As long as one uses a separate form model, this danger can be avoided by
either letting the business model (or a binding framw work) pull data
from the form model, or by having a schema that restrict what can be
added to the form model.
One can also use the mechanism that Jonas Ekstedt and also Reinhard
(http://marc.theaimsgroup.com/?l=xml-cocoon-dev&m=106672364131946&w=2)
have proposed. One register all used widgets during form rendering and
then only read from registred widgets during request processing. With
this solution one is safe even without using a form model.

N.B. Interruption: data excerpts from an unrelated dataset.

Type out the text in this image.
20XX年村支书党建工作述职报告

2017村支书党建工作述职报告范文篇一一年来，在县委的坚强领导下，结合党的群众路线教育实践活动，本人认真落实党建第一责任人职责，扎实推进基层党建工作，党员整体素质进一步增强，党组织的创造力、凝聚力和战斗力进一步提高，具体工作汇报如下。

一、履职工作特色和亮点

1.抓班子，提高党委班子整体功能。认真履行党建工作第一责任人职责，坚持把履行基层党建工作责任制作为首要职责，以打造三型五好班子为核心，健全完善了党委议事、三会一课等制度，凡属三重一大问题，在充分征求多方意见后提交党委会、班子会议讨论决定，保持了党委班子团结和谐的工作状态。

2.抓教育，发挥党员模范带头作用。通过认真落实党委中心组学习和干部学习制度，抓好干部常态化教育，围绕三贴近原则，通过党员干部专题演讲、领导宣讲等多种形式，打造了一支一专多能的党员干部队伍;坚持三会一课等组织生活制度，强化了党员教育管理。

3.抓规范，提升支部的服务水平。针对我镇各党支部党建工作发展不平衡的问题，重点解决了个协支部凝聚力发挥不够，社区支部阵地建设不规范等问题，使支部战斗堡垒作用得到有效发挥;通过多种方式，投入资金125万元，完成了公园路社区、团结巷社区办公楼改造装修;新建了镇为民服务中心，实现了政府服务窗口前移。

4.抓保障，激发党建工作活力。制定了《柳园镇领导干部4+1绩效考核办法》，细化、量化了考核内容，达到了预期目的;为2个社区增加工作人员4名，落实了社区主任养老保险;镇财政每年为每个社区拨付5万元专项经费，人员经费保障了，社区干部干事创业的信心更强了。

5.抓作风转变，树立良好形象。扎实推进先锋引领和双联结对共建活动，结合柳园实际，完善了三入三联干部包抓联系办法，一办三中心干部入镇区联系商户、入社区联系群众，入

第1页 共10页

> Note also that most widgets only call getParameter() on the request,
> and that we could easily cut that dependency by passing e.g. a Map
> implementation wrapping the request. That's what JSF does to abstract
> the request between servlet and portlet, as they have no abstraction
> of the environment as Cocoon does.
Might be a possiblity, the important thing is getting better separation.

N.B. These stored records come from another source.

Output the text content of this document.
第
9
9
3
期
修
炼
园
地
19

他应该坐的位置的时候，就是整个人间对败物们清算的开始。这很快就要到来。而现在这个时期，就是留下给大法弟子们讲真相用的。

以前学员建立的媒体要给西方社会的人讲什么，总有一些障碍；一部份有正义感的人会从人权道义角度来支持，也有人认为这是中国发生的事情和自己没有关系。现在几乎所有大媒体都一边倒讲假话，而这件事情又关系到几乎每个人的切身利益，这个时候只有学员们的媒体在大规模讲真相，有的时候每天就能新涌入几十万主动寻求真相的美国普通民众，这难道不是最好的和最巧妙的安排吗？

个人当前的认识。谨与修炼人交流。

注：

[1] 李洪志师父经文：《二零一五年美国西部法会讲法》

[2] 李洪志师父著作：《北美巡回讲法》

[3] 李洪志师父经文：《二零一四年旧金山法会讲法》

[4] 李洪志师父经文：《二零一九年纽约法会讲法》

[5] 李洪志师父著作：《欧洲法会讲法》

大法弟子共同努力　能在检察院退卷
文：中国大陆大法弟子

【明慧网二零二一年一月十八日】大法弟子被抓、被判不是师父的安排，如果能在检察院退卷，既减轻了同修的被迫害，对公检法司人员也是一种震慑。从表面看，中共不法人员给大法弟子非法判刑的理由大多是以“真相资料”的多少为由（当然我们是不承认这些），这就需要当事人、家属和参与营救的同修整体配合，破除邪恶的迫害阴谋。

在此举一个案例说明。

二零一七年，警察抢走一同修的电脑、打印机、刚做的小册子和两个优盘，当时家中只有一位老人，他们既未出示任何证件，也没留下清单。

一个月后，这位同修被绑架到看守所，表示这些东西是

>> In my view it is possible to break up the rather heavy widget
>> interface in more focused concern areas, and especially to give a
>> more focused model-view interface, without breaking back compabillity.
>
> Could you elaborate on this?
Yes, my main interested ATM is give a better model-view separation in
the framework. Taking a look at e.g. your helper class for the JX macro
implementation, a subset of the interaface is used for rendering the
widget hierarchy. That part of the inteface could be factored out to a
separate interface. In
http://marc.theaimsgroup.com/?l=xml-cocoon-dev&m=109960841308357&w=2, I
discuss what would be needed in a "populate" interface. And also that
convertion/rendering IMO should be done in a separate component. These
are examples of more focused concern areas. By splitting the widget
interface in a number of sub interfaces it would be easier to replace
one of the components with something else.